LexSrt

This tool helps language mentors overview all lexeme forms found in sentences or SRT-files.

It uses SpaCy to tokenize each subtitle in the srt and looks up the corresponding lexeme in Wikidata based on the detected position of speech and token representation.

The CLI script encourages the user to contribute to Wikidata if senses are completely missing on the matched lexemes.

The API does not check if senses exists in Wikidata currently and simply does the cleaning and matching and output the result.

Features

API to match a sentence to lexeme forms
CLI to analyze a SRT-file and get an overview
of all lexemes an their senses and get 2 csv output files with details

Limitations

Only languages with a spaCy model are currently supported

Installation

Clone the repository.
Install dependencies using Poetry:

poetry install

Install a language model for spaCy, for example:

poetry run python3 -m spacy download en_core_web_sm

Recommended models

These models are recommended over the standard spaCy ones in https://spacy.io/models

sv: https://github.com/Kungbib/swedish-spacy <- Note 800 MB download

Use

CLI

python cli.py -i path-to-srt.srt --lang en --spacy_model en_core_web_sm

You can fiddle with the configuration options in config.py

API

An API using fastapi has been implemented.

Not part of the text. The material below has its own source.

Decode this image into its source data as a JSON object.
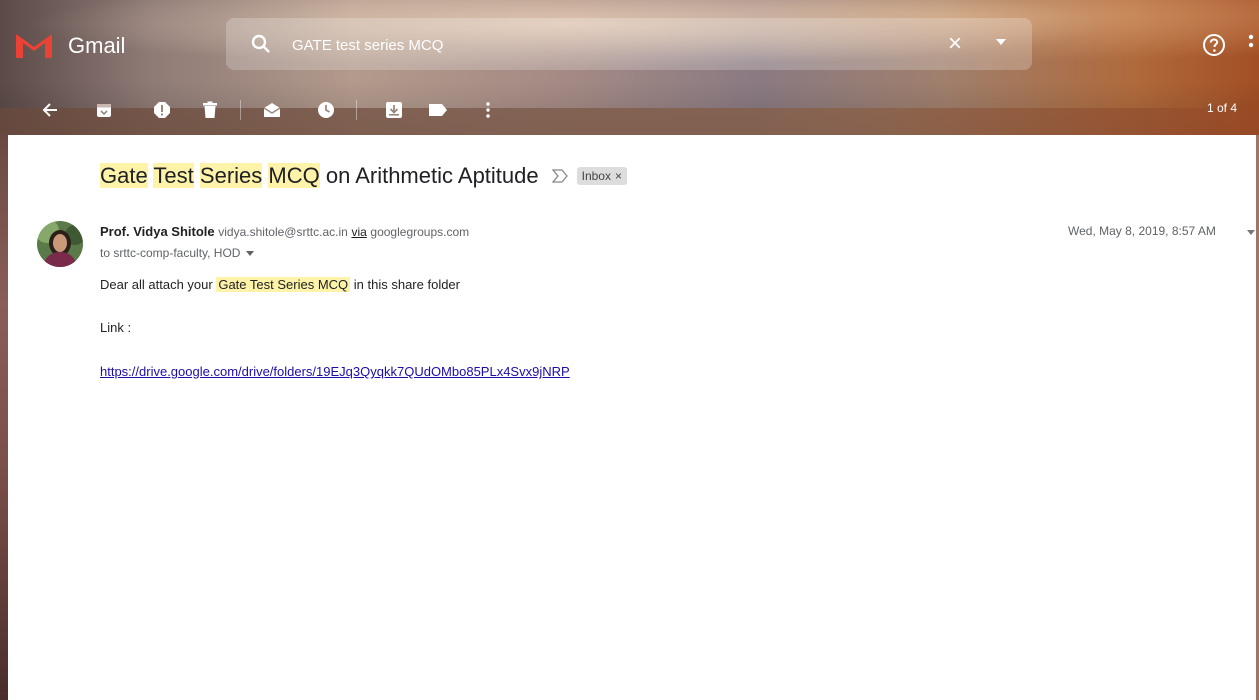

It supports 2 fields sent via a HTTP POST request:

spacy_model
sentence

After installing Uvicorn, you can start the API in debug mode:

uvicorn api:app --reload

Test it with:

curl -X POST -H "Content-Type: application/json" http://localhost:8000/process_sentence \
     -d '{"spacy_model": "en_core_web_sm", "sentence": "This is a test sentence."}'

It should output something like:

{
  "data": [
    {
      "token": "This",
      "spacy_pos": "PRON",
      "matched_forms": [
        "L643260-F1"
      ]
    },
    {
      "token": "is",
      "spacy_pos": "AUX",
      "matched_forms": [
        "L1883-F4"
      ]
    },
    {
      "token": "a",
      "spacy_pos": "DET",
      "matched_forms": [
        "L2767-F1"
      ]
    },
    {
      "token": "test",
      "spacy_pos": "NOUN",
      "matched_forms": [
        "L220909-F1"
      ]
    },
    {
      "token": "sentence",
      "spacy_pos": "NOUN",
      "matched_forms": [
        "L6117-F1"
      ]
    },
    {
      "token": ".",
      "spacy_pos": "ADJ",
      "matched_forms": []
    }
  ]
}

Examples

Ice Age with english limit 8

Life of Brian english limit 11

matches: match errors:

Shrek norwegian limit 9

matches: match errors:

License

GPLv3+ with the exeption of the code borrowed from Ordia, see the licens in the file.

Thanks

Big thanks to Finn Nielsen for writing the spaCy->lexeme function. I improved it a bit for my purposes to get what I wanted.

What I learned

Having your own classes is nice.
Reusing easy to read quality code from others is nice
Reusing classes from other projects is nice
WBI is still lacking convenince methods I want so I'll
propose them to be included upstream to make life easier for others.
Pydantic and black goes a long way, I don't really need all the other linting mypy stuff for whipping up working code like this in a few hours. Stability is good enough for me with those two and the inspection in PyCharm.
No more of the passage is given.